New Strains of COVID-19 Virus Call for Higher Quality Masks
Date: February 1st, 2021
As we move into a second year of the COVID-19 pandemic, it would seem that we are being faced with yet another obstacle to managing this virus. New strains that surfaced in Britain, South Africa and Brazil have now been identified in 22 states, with hot spots in California and Florida. While infectious disease specialists insist that these mutations are not a cause for panic, they acknowledge a more urgent need to comply with public health mitigation strategies, particularly mask wearing.
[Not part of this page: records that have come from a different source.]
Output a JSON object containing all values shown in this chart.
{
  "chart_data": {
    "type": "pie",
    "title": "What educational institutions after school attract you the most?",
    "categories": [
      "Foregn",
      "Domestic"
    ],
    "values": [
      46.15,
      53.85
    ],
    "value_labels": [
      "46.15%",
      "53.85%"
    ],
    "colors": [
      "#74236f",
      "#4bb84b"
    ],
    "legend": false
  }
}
But is your current mask effective enough to help you evade any and all strains of the Coronavirus? Recent studies suggest that it might not be. Studies of the variant B.1.1.7, first identified in the United Kingdom, show that the virus is roughly 50% more transmissible than the original strain of the virus, resulting in higher case numbers and a bigger burden on healthcare systems.
So, what does this mean for your mask? Infectious disease experts are now upping the ante, or doubling down, when it comes to mask wearing by encouraging the use of double masks or higher-grade medical masks for the general public. The CDC still considers the N95 respirator to be the gold standard when it comes to protecting against COVID-19, but even with manufacturers increasing their output there will not be enough N95 masks to go around.
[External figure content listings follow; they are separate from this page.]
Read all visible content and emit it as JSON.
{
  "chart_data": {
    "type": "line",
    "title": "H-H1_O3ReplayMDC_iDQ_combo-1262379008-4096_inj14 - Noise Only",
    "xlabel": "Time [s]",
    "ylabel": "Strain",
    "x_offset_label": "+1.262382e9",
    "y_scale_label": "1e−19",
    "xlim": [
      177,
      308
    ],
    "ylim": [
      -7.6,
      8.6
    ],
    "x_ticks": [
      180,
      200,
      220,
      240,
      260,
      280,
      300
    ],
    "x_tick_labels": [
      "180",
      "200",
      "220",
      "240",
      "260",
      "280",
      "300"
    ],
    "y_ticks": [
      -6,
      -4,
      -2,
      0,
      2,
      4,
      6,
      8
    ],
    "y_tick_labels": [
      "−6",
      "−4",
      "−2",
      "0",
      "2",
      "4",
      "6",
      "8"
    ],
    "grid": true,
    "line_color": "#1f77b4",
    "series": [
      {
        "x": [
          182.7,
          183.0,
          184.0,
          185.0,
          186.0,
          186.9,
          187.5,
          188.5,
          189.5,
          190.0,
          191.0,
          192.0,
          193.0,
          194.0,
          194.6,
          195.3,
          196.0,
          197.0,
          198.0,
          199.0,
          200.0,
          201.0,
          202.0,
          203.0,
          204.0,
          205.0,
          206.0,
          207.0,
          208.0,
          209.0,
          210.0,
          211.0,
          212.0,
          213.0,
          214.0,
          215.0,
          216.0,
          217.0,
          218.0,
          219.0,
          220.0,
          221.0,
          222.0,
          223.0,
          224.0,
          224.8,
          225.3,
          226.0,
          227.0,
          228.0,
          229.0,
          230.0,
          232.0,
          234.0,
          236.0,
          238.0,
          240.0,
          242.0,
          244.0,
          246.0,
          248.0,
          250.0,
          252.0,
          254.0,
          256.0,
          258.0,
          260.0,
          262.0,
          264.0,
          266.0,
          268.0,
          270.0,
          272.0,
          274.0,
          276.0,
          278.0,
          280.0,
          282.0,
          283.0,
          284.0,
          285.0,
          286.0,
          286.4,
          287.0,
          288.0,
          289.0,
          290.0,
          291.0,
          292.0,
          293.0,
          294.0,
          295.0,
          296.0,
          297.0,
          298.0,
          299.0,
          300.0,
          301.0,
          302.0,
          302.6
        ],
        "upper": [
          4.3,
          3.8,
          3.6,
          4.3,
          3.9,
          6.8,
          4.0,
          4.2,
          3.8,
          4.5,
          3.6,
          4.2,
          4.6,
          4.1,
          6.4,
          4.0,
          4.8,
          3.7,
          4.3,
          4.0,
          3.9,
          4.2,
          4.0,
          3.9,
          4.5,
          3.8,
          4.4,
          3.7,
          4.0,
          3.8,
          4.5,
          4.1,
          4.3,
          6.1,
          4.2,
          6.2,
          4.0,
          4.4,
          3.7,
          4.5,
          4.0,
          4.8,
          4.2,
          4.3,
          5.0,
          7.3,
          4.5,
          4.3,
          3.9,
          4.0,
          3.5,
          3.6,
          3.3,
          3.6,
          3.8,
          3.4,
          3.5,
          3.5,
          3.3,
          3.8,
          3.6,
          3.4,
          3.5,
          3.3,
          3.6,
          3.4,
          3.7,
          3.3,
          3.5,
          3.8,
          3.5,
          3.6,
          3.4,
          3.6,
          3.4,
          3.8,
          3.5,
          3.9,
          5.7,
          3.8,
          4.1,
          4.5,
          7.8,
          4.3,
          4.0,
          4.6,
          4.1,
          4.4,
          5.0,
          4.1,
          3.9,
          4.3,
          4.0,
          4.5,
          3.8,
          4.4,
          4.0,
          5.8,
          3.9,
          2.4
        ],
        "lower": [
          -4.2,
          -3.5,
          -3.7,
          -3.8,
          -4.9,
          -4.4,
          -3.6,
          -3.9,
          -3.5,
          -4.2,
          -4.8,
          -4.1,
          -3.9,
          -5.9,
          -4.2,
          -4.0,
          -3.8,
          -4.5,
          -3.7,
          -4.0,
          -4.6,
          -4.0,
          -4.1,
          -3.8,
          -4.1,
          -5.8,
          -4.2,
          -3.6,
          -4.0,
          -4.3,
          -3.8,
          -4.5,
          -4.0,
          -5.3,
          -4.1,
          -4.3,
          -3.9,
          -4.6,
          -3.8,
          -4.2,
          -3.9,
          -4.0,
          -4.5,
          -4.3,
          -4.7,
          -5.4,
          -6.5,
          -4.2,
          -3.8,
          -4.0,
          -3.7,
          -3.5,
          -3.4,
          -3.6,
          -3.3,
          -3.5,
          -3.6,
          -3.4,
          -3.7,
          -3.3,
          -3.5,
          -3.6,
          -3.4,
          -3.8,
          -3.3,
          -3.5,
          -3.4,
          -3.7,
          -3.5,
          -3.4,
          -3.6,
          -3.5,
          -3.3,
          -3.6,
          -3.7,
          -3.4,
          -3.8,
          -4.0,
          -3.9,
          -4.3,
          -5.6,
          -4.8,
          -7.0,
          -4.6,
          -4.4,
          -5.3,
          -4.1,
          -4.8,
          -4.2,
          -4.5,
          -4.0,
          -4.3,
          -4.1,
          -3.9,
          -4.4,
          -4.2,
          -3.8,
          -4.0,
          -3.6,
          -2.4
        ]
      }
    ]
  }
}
In a recent article, Dr. Liam Sullivan, an infectious disease specialist based in Grand Rapids, MI, strongly encourages people “to try to get the highest-quality mask they can get.” In lieu of an N95 mask, the KN95 masks offered by Conney Safety and Hazmasters are the next best thing. One KN95 mask is comparable in price to a cloth mask with nearly twice the level of protection.
In addition to protecting you from more viral strains of COVID-19, wearing a mask is now mandated in all federal buildings, at airports and on buses, planes and trains under an Executive Order issued by President Biden. If you must wear a mask, why not get the most effective one available?
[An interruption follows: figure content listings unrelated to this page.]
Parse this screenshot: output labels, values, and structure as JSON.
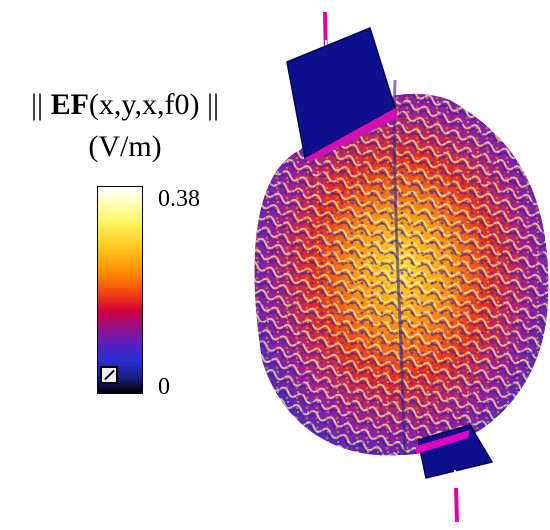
{
  "legend": {
    "title_bars_left": "||",
    "title_bold": "EF",
    "title_args": "(x,y,x,f0)",
    "title_bars_right": "||",
    "unit": "(V/m)",
    "max_label": "0.38",
    "min_label": "0"
  }
}
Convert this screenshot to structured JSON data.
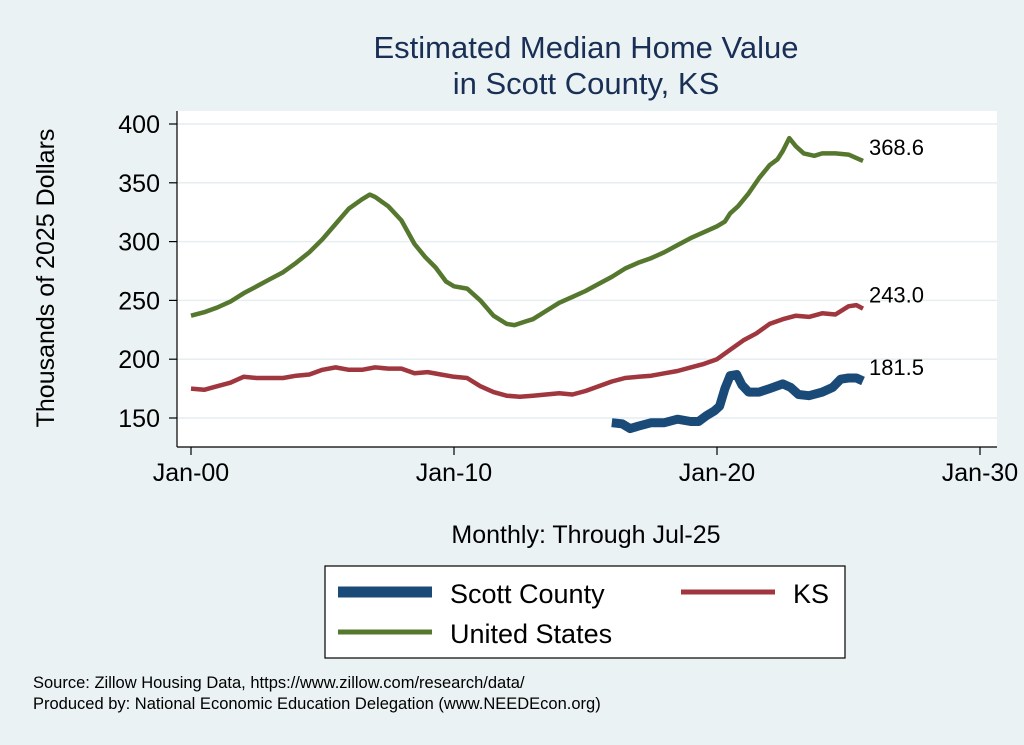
{
  "chart_data": {
    "type": "line",
    "title_lines": [
      "Estimated Median Home Value",
      "in Scott County, KS"
    ],
    "xlabel": "Monthly: Through Jul-25",
    "ylabel": "Thousands of 2025 Dollars",
    "x_ticks": [
      2000,
      2010,
      2020,
      2030
    ],
    "x_tick_labels": [
      "Jan-00",
      "Jan-10",
      "Jan-20",
      "Jan-30"
    ],
    "xlim": [
      2000,
      2030
    ],
    "y_ticks": [
      150,
      200,
      250,
      300,
      350,
      400
    ],
    "y_tick_labels": [
      "150",
      "200",
      "250",
      "300",
      "350",
      "400"
    ],
    "ylim": [
      140,
      405
    ],
    "grid": "horizontal",
    "legend_position": "bottom",
    "series": [
      {
        "name": "Scott County",
        "color": "#1a4b78",
        "end_label": "181.5",
        "points": [
          [
            2016.0,
            146
          ],
          [
            2016.4,
            145
          ],
          [
            2016.7,
            141
          ],
          [
            2017.0,
            143
          ],
          [
            2017.5,
            146
          ],
          [
            2018.0,
            146
          ],
          [
            2018.5,
            149
          ],
          [
            2019.0,
            147
          ],
          [
            2019.3,
            147
          ],
          [
            2019.6,
            152
          ],
          [
            2019.9,
            156
          ],
          [
            2020.1,
            160
          ],
          [
            2020.3,
            175
          ],
          [
            2020.5,
            186
          ],
          [
            2020.75,
            187
          ],
          [
            2020.95,
            178
          ],
          [
            2021.2,
            172
          ],
          [
            2021.6,
            172
          ],
          [
            2022.0,
            175
          ],
          [
            2022.5,
            179
          ],
          [
            2022.8,
            176
          ],
          [
            2023.1,
            170
          ],
          [
            2023.5,
            169
          ],
          [
            2024.0,
            172
          ],
          [
            2024.4,
            176
          ],
          [
            2024.7,
            183
          ],
          [
            2025.0,
            184
          ],
          [
            2025.3,
            184
          ],
          [
            2025.55,
            181.5
          ]
        ]
      },
      {
        "name": "KS",
        "color": "#a0373f",
        "end_label": "243.0",
        "points": [
          [
            2000.0,
            175
          ],
          [
            2000.5,
            174
          ],
          [
            2001.0,
            177
          ],
          [
            2001.5,
            180
          ],
          [
            2002.0,
            185
          ],
          [
            2002.5,
            184
          ],
          [
            2003.0,
            184
          ],
          [
            2003.5,
            184
          ],
          [
            2004.0,
            186
          ],
          [
            2004.5,
            187
          ],
          [
            2005.0,
            191
          ],
          [
            2005.5,
            193
          ],
          [
            2006.0,
            191
          ],
          [
            2006.5,
            191
          ],
          [
            2007.0,
            193
          ],
          [
            2007.5,
            192
          ],
          [
            2008.0,
            192
          ],
          [
            2008.5,
            188
          ],
          [
            2009.0,
            189
          ],
          [
            2009.5,
            187
          ],
          [
            2010.0,
            185
          ],
          [
            2010.5,
            184
          ],
          [
            2011.0,
            177
          ],
          [
            2011.5,
            172
          ],
          [
            2012.0,
            169
          ],
          [
            2012.5,
            168
          ],
          [
            2013.0,
            169
          ],
          [
            2013.5,
            170
          ],
          [
            2014.0,
            171
          ],
          [
            2014.5,
            170
          ],
          [
            2015.0,
            173
          ],
          [
            2015.5,
            177
          ],
          [
            2016.0,
            181
          ],
          [
            2016.5,
            184
          ],
          [
            2017.0,
            185
          ],
          [
            2017.5,
            186
          ],
          [
            2018.0,
            188
          ],
          [
            2018.5,
            190
          ],
          [
            2019.0,
            193
          ],
          [
            2019.5,
            196
          ],
          [
            2020.0,
            200
          ],
          [
            2020.5,
            208
          ],
          [
            2021.0,
            216
          ],
          [
            2021.5,
            222
          ],
          [
            2022.0,
            230
          ],
          [
            2022.5,
            234
          ],
          [
            2023.0,
            237
          ],
          [
            2023.5,
            236
          ],
          [
            2024.0,
            239
          ],
          [
            2024.5,
            238
          ],
          [
            2025.0,
            245
          ],
          [
            2025.3,
            246
          ],
          [
            2025.55,
            243
          ]
        ]
      },
      {
        "name": "United States",
        "color": "#55782e",
        "end_label": "368.6",
        "points": [
          [
            2000.0,
            237
          ],
          [
            2000.5,
            240
          ],
          [
            2001.0,
            244
          ],
          [
            2001.5,
            249
          ],
          [
            2002.0,
            256
          ],
          [
            2002.5,
            262
          ],
          [
            2003.0,
            268
          ],
          [
            2003.5,
            274
          ],
          [
            2004.0,
            282
          ],
          [
            2004.5,
            291
          ],
          [
            2005.0,
            302
          ],
          [
            2005.5,
            315
          ],
          [
            2006.0,
            328
          ],
          [
            2006.5,
            336
          ],
          [
            2006.8,
            340
          ],
          [
            2007.0,
            338
          ],
          [
            2007.5,
            330
          ],
          [
            2008.0,
            318
          ],
          [
            2008.5,
            298
          ],
          [
            2008.9,
            287
          ],
          [
            2009.3,
            278
          ],
          [
            2009.7,
            266
          ],
          [
            2010.0,
            262
          ],
          [
            2010.5,
            260
          ],
          [
            2011.0,
            250
          ],
          [
            2011.5,
            237
          ],
          [
            2012.0,
            230
          ],
          [
            2012.3,
            229
          ],
          [
            2012.7,
            232
          ],
          [
            2013.0,
            234
          ],
          [
            2013.5,
            241
          ],
          [
            2014.0,
            248
          ],
          [
            2014.5,
            253
          ],
          [
            2015.0,
            258
          ],
          [
            2015.5,
            264
          ],
          [
            2016.0,
            270
          ],
          [
            2016.5,
            277
          ],
          [
            2017.0,
            282
          ],
          [
            2017.5,
            286
          ],
          [
            2018.0,
            291
          ],
          [
            2018.5,
            297
          ],
          [
            2019.0,
            303
          ],
          [
            2019.5,
            308
          ],
          [
            2020.0,
            313
          ],
          [
            2020.3,
            317
          ],
          [
            2020.5,
            324
          ],
          [
            2020.8,
            330
          ],
          [
            2021.2,
            341
          ],
          [
            2021.6,
            354
          ],
          [
            2022.0,
            365
          ],
          [
            2022.3,
            370
          ],
          [
            2022.5,
            377
          ],
          [
            2022.75,
            388
          ],
          [
            2023.0,
            381
          ],
          [
            2023.3,
            375
          ],
          [
            2023.7,
            373
          ],
          [
            2024.0,
            375
          ],
          [
            2024.5,
            375
          ],
          [
            2025.0,
            374
          ],
          [
            2025.55,
            368.6
          ]
        ]
      }
    ]
  },
  "source_lines": [
    "Source: Zillow Housing Data, https://www.zillow.com/research/data/",
    "Produced by: National Economic Education Delegation (www.NEEDEcon.org)"
  ]
}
Also, remember that wearing a mask is futile if you aren’t wearing it correctly and practicing good hygiene. Masks should completely cover your nose and mouth. Wash your hands with soap and water or use hand sanitizer before you put your mask on and after you take your mask off. Store your masks in a breathable container, like a plastic bag, between uses.
As we move into the next phase of this pandemic, we can’t let our guard down. While more widely distributed vaccines are on the horizon, the emergence of new strains threatens to prolong our return to normalcy. A higher quality mask may be your ticket to a healthy return to life as we knew it.